When cancer progresses and shows up in the liver or shows up in the adrenal gland, it can certainly be disconcerting, sometimes it can cause symptoms and people don’t feel well, but oftentimes it’s something we just see radiographically. That’s oftentimes not true when cancer recurs in the brain. When it recurs in the brain, oftentimes it’s very unpleasant for somebody. They may have headaches, they may have double vision, they may have unsteadiness or nausea, they may pass out, they may even have seizure activity. So the idea of trying to prevent cancer from spreading to the brain is of paramount importance.

Now in another type of lung cancer, small cell lung cancer, we have utilized a strategy of prophylactically radiating the brain because we know that so many patients with small cell lung cancer eventually develop cancer in the brain. Prophylactically radiating the brain before any signs of cancer have appeared there may do one of two things. Number one is there actually may be microscopic disease in the brain that we really can’t detect on imaging studies for which you’re radiating when you’re doing the so-called prophylactic brain radiation. Secondly, some people believe that when you radiate the brain, it forms sort of an inhospitable environment for cancer to subsequently implant and seed. Either way, we’ve demonstrated that in patients with small cell lung cancer, you can reduce the incidence of brain metastases and in some cases actually help people live longer if you prophylactically radiate the brain.

Now the incidence of brain metastases in those with stage III non-small cell lung cancer is not as high as those with small cell lung cancer. Having said that, about 30-35% of those with stage III disease do eventually develop brain metastases. So the question has come up: should we or could we prophylactically radiate the brain and achieve fewer brain recurrences and perhaps maybe even help people live longer or cure more disease? Well the answer to this question is really unknown — there was one attempt at a carefully conducted clinical trial to test this idea, and unfortunately it was very difficult to accrue to this clinical trial, and it ended up only accruing about a third of the patients that it was meant to accrue.

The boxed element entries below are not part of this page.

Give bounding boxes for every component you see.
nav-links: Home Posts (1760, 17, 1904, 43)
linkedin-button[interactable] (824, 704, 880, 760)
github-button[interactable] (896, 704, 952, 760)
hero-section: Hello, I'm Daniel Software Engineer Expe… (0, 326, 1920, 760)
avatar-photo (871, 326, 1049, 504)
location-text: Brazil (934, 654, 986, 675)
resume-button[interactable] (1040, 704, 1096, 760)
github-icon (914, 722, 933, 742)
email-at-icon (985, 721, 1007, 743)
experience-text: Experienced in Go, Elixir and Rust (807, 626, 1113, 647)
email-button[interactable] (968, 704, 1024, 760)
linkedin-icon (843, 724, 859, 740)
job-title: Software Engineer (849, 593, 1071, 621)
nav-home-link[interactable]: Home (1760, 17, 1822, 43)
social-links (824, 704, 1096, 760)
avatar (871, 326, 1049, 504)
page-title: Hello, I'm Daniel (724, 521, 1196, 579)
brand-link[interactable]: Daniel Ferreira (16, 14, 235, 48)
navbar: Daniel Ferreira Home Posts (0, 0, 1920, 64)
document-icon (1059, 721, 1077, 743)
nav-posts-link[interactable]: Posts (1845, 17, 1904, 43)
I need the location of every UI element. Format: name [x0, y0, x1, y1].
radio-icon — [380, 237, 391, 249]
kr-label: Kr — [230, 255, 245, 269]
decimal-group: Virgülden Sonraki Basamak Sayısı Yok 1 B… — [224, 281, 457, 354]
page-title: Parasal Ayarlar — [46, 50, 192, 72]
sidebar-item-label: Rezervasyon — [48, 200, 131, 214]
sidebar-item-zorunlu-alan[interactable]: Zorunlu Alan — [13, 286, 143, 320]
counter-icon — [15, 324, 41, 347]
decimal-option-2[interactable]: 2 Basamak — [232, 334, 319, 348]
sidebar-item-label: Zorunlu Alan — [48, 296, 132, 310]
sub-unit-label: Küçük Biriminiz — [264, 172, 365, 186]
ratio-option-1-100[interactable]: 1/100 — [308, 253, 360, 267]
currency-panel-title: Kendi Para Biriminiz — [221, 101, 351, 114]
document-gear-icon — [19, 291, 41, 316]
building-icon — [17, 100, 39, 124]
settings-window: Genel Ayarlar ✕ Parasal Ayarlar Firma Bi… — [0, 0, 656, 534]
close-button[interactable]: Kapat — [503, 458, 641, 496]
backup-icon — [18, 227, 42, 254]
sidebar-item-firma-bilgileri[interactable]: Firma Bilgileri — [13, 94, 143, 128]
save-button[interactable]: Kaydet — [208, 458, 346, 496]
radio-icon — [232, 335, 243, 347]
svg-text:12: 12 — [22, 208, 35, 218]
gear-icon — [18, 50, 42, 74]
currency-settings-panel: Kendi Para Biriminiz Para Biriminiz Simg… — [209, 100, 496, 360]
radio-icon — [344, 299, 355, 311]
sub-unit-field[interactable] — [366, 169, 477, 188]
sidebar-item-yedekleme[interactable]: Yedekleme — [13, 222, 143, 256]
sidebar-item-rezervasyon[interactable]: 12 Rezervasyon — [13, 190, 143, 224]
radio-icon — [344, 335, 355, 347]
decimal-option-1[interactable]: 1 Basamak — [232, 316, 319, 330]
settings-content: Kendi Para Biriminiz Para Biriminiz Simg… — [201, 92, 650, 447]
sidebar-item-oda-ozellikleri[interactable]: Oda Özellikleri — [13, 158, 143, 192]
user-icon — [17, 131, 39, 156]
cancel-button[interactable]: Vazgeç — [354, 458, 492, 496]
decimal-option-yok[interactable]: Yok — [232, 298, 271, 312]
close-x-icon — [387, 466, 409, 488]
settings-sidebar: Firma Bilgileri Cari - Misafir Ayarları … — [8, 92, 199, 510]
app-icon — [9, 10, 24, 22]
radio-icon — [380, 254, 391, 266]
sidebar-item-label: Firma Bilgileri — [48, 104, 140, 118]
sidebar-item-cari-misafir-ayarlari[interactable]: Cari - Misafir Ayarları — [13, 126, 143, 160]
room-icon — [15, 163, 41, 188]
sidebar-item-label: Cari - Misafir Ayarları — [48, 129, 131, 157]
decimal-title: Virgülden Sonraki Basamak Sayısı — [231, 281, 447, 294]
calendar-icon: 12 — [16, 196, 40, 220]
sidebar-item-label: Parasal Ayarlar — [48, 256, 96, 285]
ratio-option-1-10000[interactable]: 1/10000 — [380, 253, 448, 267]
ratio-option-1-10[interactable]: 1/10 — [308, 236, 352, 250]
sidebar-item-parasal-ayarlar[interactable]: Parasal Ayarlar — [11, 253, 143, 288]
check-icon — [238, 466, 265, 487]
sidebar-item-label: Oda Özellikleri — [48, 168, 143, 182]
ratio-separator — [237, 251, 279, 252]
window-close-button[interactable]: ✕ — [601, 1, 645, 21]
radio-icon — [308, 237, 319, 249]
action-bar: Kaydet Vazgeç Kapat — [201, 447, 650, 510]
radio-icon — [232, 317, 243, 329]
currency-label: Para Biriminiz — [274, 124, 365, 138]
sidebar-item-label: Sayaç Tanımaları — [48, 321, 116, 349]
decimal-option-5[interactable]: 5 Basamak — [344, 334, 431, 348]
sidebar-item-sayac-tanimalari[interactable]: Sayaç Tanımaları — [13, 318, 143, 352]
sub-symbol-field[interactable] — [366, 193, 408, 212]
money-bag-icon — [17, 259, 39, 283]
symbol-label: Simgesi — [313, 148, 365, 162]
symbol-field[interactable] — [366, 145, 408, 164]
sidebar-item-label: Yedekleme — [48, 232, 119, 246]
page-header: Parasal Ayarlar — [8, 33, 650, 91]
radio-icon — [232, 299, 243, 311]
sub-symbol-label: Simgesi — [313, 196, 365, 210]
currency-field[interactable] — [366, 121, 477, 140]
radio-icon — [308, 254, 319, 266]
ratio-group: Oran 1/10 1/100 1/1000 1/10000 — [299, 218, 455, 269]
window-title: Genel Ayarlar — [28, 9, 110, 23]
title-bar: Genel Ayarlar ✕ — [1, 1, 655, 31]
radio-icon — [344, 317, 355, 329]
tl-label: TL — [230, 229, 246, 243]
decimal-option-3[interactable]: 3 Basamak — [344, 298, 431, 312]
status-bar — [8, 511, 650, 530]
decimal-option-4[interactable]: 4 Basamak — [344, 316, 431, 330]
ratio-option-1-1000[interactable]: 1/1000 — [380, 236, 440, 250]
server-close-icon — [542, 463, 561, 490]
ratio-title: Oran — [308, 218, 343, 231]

We got some limited information from this clinical trial and what we learned is yes, we can reduce the incidence of cancer appearing in the brain by prophylactically radiating it. We really weren’t able to demonstrate in this small group of patients an ability to cure more people or help more people live longer, and certainly prophylactically radiating the brain does come with some side effects such as hair loss, fatigue, sometimes headaches, and sometimes nausea.

As of today, it is not standard to prophylactically radiate the brain in patients with non-small cell lung cancer and I’m not sure we’re ever going to get the completion of a clinical trial that will adequately address that, so I suspect for now and probably forever that will not be a standard approach for patients with stage III disease.